用传入的单元函数对象计算并更新当前值，并返回更新之前的当前值

要求单元函数对象调用支持幂等，因为存在设值失败的场景。

updateAndGet(IntUnaryOperator)

/**
     * Atomically updates the current value with the results of
     * applying the given function, returning the updated value. The
     * function should be side-effect-free, since it may be re-applied
     * when attempted updates fail due to contention among threads.
     *
     * @param updateFunction a side-effect-free function
     * @return the updated value
     * @since 1.8
     */
    public final int updateAndGet(IntUnaryOperator updateFunction) {
        int prev, next;
        do {
            prev = get();
            next = updateFunction.applyAsInt(prev);
        } while (!compareAndSet(prev, next));
        return next;
    }

用传入的函数对象计算并更新当前值，并返回更新之后的当前值

要求单元函数对象调用支持幂等，因为存在设值失败的场景。

getAndAccumulate(int , IntBinaryOperator)

/**
     * Atomically updates the current value with the results of
     * applying the given function to the current and given values,
     * returning the previous value.
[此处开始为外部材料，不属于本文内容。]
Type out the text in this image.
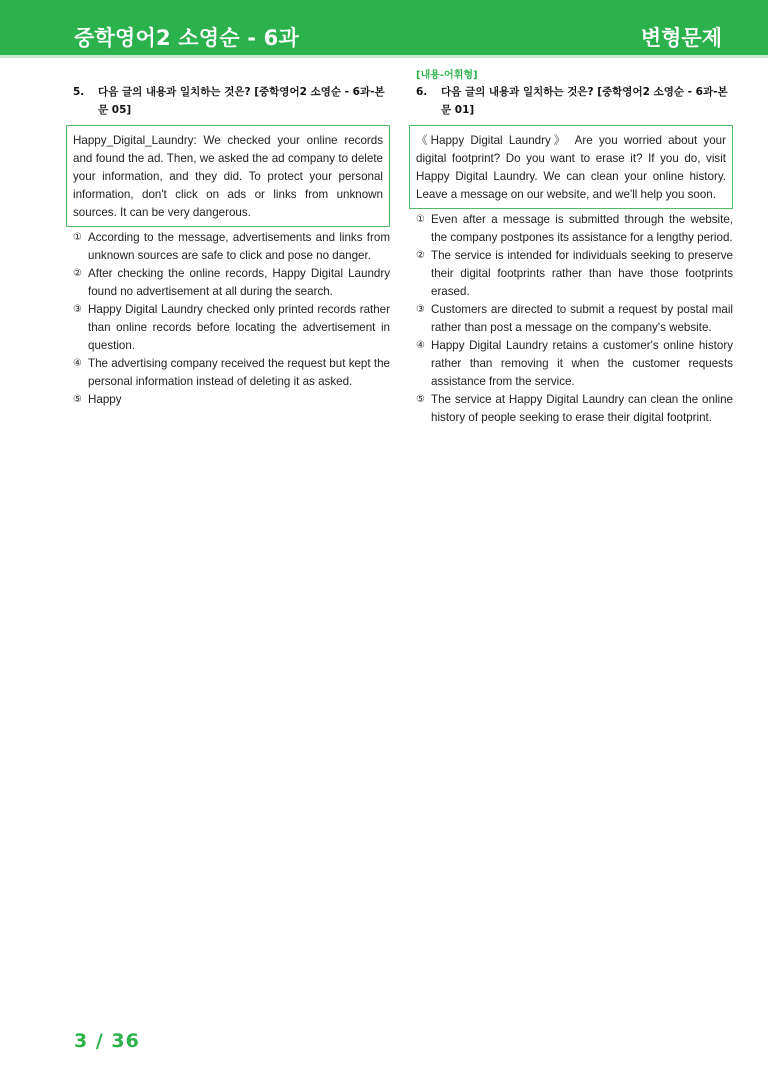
중학영어2 소영순 - 6과	변형문제
5.	다음 글의 내용과 일치하는 것은? [중학영어2 소영순 - 6과-본문 05]
Happy_Digital_Laundry: We checked your online records and found the ad. Then, we asked the ad company to delete your information, and they did. To protect your personal information, don't click on ads or links from unknown sources. It can be very dangerous.
① According to the message, advertisements and links from unknown sources are safe to click and pose no danger.
② After checking the online records, Happy Digital Laundry found no advertisement at all during the search.
③ Happy Digital Laundry checked only printed records rather than online records before locating the advertisement in question.
④ The advertising company received the request but kept the personal information instead of deleting it as asked.
⑤ Happy
[내용-어휘형]
6.	다음 글의 내용과 일치하는 것은? [중학영어2 소영순 - 6과-본문 01]
《Happy Digital Laundry》 Are you worried about your digital footprint? Do you want to erase it? If you do, visit Happy Digital Laundry. We can clean your online history. Leave a message on our website, and we'll help you soon.
① Even after a message is submitted through the website, the company postpones its assistance for a lengthy period.
② The service is intended for individuals seeking to preserve their digital footprints rather than have those footprints erased.
③ Customers are directed to submit a request by postal mail rather than post a message on the company's website.
④ Happy Digital Laundry retains a customer's online history rather than removing it when the customer requests assistance from the service.
⑤ The service at Happy Digital Laundry can clean the online history of people seeking to erase their digital footprint.
3 / 36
The function should be
     * side-effect-free, since it may be re-applied when attempted
     * updates fail due to contention among threads.  The function
     * is applied with the current value as its first argument,
     * and the given update as the second argument.
     *
     * @param x the update value
     * @param accumulatorFunction a side-effect-free function of two arguments
     * @return the previous value
     * @since 1.8
     */
    public final int getAndAccumulate(int x,
                                      IntBinaryOperator accumulatorFunction) {
        int prev, next;
        do {
            prev = get();
            next = accumulatorFunction.applyAsInt(prev, x);
        } while (!compareAndSet(prev, next));
        return prev;
    }

value由当前值和传入的x和双元运算函数得到，并更新，返回更新前的value

要求双元运算函数具有幂等性，因为存在设值失败的场景

accumulateAndGet(int, IntBinaryOperator)

/**
     * Atomically updates the current value with the results of
     * applying the given function to the current and given values,
     * returning the updated value. The function should be
     * side-effect-free, since it may be re-applied when attempted
     * updates fail due to contention among threads.  The function
     * is applied with the current value as its first argument,
     * and the given update as the second argument.
     *
     * @param x the update value
     * @param accumulatorFunction a side-effect-free function of two arguments
     * @return the updated value
     * @since 1.8
     */
    public final int accumulateAndGet(int x,
                                      IntBinaryOperator accumulatorFunction) {
        int prev, next;
        do {
            prev = get();
            next = accumulatorFunction.applyAsInt(prev, x);
        } while (!compareAndSet(prev, next));
        return next;
    }

value由当前值和传入的x和双元运算函数得到，并更新，返回更新后的value

要求双元运算函数具有幂等性，因为存在设值失败的场景

toString()

/**
     * Returns the String representation of the current value.
     * @return the String representation of the current value
     */
    public String toString() {
        return Integer.toString(get());
    }

返回当前value值的字符串形式

intValue()

/**
     * Returns the value of this {@code AtomicInteger} as an {@code int}.
     */
    public int intValue() {
        return get();
    }

返回当前value值

longValue()

/**
     * Returns the value of this {@code AtomicInteger} as a {@code long}
     * after a widening primitive conversion.
     * @jls 5.1.2 Widening Primitive Conversions
     */
    public long longValue() {
        return (long)get();
    }

将当前值强转为long型，返回

floatValue()

/**
     * Returns the value of this {@code AtomicInteger} as a {@code float}
     * after a widening primitive conversion.
     * @jls 5.1.2 Widening Primitive Conversions
     */
    public float floatValue() {
        return (float)get();
    }

将当前值强转为float返回

doubleValue()

/**
     * Returns the value of this {@code AtomicInteger} as a {@code double}
     * after a widening primitive conversion.
     * @jls 5.1.2 Widening Primitive Conversions
     */
    public double doubleValue() {
        return (double)get();
    }

将当前值强转为double返回

使用

了解了AtomicInteger的主要方法之后，我们再试着使用AtomicInteger改写上面的线程不安全的代码。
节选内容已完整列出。